Russia has repeatedly said it will ignore the price policy and retaliate against countries that support it. India already has said it will continue to buy Russian oil regardless of Western price limits.

Critics charge that the cap can be evaded if Russia contracts with shippers in China or other countries not taking part in Western sanctions; Iran and Venezuela are under Western sanctions but are known to use rogue shippers.

Russia’s oil also could be transferred from ship to ship and mixed with other oils of similar quality, camouflaging its origins.

At least such machinations would raise the cost and trouble of handling Russian oil, which could discourage other countries or companies from bothering to deal with it, the NYT pointed out.

A $60 cap will not have much impact on Russia’s finances, said Simone Tagliapietra, an energy policy expert at the Bruegel think tank in Brussels. That “will almost go unnoticed,” he said, because it would be near where Russian oil is already selling.

“The cap is not a satisfying number,” energy policy analyst Simone Tagliapietra at Bruegel, a Belgian research firm, told the Associated Press, but added that “the cap might be lowered over time if we want to increase the pressure on Russian President Vladimir Putin. The problem is, we have already spent a lot of months waiting for a measure to dent” Russia’s oil income. 

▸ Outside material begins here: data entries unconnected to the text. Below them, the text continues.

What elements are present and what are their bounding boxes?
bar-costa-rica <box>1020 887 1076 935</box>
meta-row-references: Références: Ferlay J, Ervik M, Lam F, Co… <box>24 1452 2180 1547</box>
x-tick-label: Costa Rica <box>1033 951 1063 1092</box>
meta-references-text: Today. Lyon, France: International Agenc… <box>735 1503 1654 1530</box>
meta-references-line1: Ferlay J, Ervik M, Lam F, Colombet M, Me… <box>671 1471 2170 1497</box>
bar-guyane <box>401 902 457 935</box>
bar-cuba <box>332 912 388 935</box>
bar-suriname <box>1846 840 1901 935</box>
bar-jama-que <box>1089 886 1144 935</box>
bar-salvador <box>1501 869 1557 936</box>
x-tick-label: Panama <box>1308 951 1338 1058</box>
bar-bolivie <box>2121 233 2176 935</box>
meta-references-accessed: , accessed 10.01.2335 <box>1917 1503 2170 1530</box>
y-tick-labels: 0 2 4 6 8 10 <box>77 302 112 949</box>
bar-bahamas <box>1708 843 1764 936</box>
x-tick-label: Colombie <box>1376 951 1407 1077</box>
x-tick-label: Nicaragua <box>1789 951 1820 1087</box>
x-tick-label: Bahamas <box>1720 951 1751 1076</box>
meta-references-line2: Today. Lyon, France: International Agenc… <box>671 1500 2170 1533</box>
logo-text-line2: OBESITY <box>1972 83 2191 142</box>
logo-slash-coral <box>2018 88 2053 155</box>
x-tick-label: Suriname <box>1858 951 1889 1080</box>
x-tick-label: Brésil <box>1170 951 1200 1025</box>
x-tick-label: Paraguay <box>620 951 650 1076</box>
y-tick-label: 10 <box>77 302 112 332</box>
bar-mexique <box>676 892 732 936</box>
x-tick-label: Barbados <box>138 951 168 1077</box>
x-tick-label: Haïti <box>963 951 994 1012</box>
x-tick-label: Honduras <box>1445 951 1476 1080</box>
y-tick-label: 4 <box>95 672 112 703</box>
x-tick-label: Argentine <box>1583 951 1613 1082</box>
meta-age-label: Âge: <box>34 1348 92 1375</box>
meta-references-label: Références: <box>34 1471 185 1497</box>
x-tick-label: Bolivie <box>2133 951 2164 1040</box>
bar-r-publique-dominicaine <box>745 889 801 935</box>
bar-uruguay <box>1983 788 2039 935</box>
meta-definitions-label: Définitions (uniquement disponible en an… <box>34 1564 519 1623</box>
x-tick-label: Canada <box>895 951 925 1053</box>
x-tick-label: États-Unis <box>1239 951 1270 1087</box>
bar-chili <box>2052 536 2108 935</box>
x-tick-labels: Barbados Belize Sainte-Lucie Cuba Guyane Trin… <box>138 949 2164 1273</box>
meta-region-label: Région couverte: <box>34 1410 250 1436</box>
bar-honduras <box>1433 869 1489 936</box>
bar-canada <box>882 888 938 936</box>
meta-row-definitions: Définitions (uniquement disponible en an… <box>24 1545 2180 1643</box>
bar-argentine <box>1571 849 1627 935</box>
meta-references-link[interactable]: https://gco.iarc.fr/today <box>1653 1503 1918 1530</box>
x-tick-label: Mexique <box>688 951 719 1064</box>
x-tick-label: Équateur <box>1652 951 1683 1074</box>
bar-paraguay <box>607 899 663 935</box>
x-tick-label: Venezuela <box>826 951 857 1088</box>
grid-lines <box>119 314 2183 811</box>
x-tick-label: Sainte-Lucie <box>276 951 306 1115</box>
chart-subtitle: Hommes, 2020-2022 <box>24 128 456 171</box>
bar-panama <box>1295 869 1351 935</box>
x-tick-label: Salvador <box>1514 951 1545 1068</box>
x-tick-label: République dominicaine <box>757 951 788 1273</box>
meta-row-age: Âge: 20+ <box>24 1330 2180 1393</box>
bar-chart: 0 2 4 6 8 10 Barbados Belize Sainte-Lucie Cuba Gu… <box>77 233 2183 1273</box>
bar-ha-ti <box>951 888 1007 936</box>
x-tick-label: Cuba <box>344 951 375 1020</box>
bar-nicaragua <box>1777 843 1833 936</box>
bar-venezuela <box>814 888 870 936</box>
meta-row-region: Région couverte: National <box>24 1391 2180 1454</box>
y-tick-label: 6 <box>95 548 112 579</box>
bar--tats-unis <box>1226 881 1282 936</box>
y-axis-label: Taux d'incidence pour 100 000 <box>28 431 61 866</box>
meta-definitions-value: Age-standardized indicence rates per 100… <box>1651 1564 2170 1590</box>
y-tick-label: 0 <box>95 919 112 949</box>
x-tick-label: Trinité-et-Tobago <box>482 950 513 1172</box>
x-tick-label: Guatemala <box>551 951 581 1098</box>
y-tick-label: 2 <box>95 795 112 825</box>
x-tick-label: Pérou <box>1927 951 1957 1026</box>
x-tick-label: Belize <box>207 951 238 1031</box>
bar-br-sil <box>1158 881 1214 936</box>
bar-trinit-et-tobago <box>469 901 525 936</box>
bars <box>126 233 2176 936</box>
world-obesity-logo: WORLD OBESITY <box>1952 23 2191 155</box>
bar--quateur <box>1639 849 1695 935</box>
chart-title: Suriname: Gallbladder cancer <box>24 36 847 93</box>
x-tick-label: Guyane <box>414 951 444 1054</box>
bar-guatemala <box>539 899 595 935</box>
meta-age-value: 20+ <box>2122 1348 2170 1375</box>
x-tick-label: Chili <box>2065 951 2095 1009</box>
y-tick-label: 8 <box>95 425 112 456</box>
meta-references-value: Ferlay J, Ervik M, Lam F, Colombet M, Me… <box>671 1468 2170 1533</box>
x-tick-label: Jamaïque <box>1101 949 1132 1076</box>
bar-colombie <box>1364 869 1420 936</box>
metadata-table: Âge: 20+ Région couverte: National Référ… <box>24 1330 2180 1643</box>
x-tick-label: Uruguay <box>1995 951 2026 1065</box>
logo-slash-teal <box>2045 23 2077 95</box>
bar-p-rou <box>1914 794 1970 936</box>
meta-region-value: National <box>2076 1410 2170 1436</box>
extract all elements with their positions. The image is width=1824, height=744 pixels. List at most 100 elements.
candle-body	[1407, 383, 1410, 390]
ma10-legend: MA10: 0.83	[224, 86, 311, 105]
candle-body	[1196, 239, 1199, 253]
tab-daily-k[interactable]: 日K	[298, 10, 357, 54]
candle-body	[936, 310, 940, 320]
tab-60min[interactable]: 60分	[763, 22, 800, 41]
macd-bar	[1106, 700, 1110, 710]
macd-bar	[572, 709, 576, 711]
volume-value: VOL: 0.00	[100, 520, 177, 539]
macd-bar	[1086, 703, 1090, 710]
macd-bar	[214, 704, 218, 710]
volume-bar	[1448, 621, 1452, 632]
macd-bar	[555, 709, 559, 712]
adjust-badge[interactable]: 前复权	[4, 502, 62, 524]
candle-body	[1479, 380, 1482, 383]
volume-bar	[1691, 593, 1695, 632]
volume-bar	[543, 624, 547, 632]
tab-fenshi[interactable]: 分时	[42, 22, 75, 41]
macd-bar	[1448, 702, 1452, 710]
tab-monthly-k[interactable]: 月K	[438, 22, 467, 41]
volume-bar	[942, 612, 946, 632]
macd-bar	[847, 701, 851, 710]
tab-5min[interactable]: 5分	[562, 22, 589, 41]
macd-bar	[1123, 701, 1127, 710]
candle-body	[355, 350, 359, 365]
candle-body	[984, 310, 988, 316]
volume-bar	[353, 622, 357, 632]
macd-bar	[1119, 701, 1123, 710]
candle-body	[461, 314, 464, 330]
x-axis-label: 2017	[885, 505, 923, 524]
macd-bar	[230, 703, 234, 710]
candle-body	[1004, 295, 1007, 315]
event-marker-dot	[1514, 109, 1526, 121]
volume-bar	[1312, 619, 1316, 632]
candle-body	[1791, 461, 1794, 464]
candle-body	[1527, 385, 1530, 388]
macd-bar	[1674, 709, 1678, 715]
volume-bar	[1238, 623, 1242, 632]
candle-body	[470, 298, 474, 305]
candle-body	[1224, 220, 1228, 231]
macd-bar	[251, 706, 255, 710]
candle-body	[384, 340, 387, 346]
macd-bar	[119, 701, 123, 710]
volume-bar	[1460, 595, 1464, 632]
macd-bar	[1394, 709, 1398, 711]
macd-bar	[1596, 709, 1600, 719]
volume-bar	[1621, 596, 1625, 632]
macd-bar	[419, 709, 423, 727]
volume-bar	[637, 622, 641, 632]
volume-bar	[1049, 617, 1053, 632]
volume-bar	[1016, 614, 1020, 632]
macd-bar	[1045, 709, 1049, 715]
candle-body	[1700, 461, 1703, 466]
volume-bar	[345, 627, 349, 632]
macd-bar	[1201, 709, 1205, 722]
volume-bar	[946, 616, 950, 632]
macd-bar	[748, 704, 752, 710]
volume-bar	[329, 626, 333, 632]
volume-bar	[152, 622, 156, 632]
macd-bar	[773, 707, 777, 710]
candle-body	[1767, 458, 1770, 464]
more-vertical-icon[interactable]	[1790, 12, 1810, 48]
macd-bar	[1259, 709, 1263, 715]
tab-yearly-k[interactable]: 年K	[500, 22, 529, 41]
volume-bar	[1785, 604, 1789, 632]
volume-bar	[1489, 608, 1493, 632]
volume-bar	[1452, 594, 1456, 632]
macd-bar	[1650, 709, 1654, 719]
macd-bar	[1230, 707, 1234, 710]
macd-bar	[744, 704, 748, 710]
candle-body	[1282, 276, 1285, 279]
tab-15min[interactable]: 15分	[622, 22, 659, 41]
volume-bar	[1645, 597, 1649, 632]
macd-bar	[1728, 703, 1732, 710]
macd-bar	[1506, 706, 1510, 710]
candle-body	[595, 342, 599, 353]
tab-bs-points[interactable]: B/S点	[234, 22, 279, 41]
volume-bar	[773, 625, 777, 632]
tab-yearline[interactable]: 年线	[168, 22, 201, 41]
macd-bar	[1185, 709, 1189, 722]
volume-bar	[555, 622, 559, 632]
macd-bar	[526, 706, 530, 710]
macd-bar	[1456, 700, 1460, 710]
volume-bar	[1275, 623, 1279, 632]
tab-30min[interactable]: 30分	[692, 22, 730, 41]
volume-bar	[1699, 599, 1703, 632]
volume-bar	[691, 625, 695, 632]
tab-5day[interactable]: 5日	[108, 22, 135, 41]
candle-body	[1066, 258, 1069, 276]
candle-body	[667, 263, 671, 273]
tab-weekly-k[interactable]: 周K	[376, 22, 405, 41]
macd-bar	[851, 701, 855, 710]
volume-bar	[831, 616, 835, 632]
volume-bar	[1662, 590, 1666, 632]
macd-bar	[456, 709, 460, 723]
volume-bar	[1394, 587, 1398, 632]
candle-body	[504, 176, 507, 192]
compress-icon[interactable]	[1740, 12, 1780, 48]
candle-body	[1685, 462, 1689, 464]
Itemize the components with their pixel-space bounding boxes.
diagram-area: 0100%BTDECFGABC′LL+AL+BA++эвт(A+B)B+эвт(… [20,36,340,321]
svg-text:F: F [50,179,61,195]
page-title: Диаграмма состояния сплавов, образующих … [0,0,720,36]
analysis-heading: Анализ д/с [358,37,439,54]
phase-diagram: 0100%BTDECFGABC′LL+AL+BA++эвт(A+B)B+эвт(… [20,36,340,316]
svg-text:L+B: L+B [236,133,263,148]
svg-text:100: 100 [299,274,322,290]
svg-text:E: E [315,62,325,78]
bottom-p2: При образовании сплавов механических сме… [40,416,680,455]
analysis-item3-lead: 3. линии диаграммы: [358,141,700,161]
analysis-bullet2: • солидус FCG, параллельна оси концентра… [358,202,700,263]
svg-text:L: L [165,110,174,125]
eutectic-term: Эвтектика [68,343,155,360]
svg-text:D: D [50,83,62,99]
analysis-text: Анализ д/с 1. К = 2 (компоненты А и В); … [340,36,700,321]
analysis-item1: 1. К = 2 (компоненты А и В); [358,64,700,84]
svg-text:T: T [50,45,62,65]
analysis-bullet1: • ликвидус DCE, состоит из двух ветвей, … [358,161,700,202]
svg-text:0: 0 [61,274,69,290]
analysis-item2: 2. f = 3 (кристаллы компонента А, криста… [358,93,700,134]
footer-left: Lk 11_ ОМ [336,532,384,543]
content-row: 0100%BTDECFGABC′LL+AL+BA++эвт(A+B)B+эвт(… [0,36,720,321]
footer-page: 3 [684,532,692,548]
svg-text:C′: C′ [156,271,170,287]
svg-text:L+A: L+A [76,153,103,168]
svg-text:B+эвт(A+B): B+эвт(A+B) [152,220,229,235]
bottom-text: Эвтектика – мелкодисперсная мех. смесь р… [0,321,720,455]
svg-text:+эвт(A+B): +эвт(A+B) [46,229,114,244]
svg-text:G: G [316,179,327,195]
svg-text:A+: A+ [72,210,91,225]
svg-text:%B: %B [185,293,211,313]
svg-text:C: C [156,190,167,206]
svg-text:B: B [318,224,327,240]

Russia depends so thoroughly on its oil revenue that a cap of $50 would make it impossible for Russia to balance its budget, he noted. Russia is believed to need at least $60 a barrel to break even on its oil sales.

TREND FORECAST: The cap will not have any immediate or crushing effect on Russia’s oil exports, war effort, or overall economy.

Instead, any effect will be gradual, adding to the steady accretion of difficulties, including shrinking revenue, wrought by Western sanctions and allies’ determination to deny Russia a victory in its attempt to absorb Ukraine.

The cap also will have little, if any, effect on world oil markets. Demand is sagging with the sluggish global economy and is likely to remain at least somewhat muted at least through the next quarter.

To some degree, Russia will succeed in evading the price cap with the aid of its customers and political allies. The degree of that success is an open question.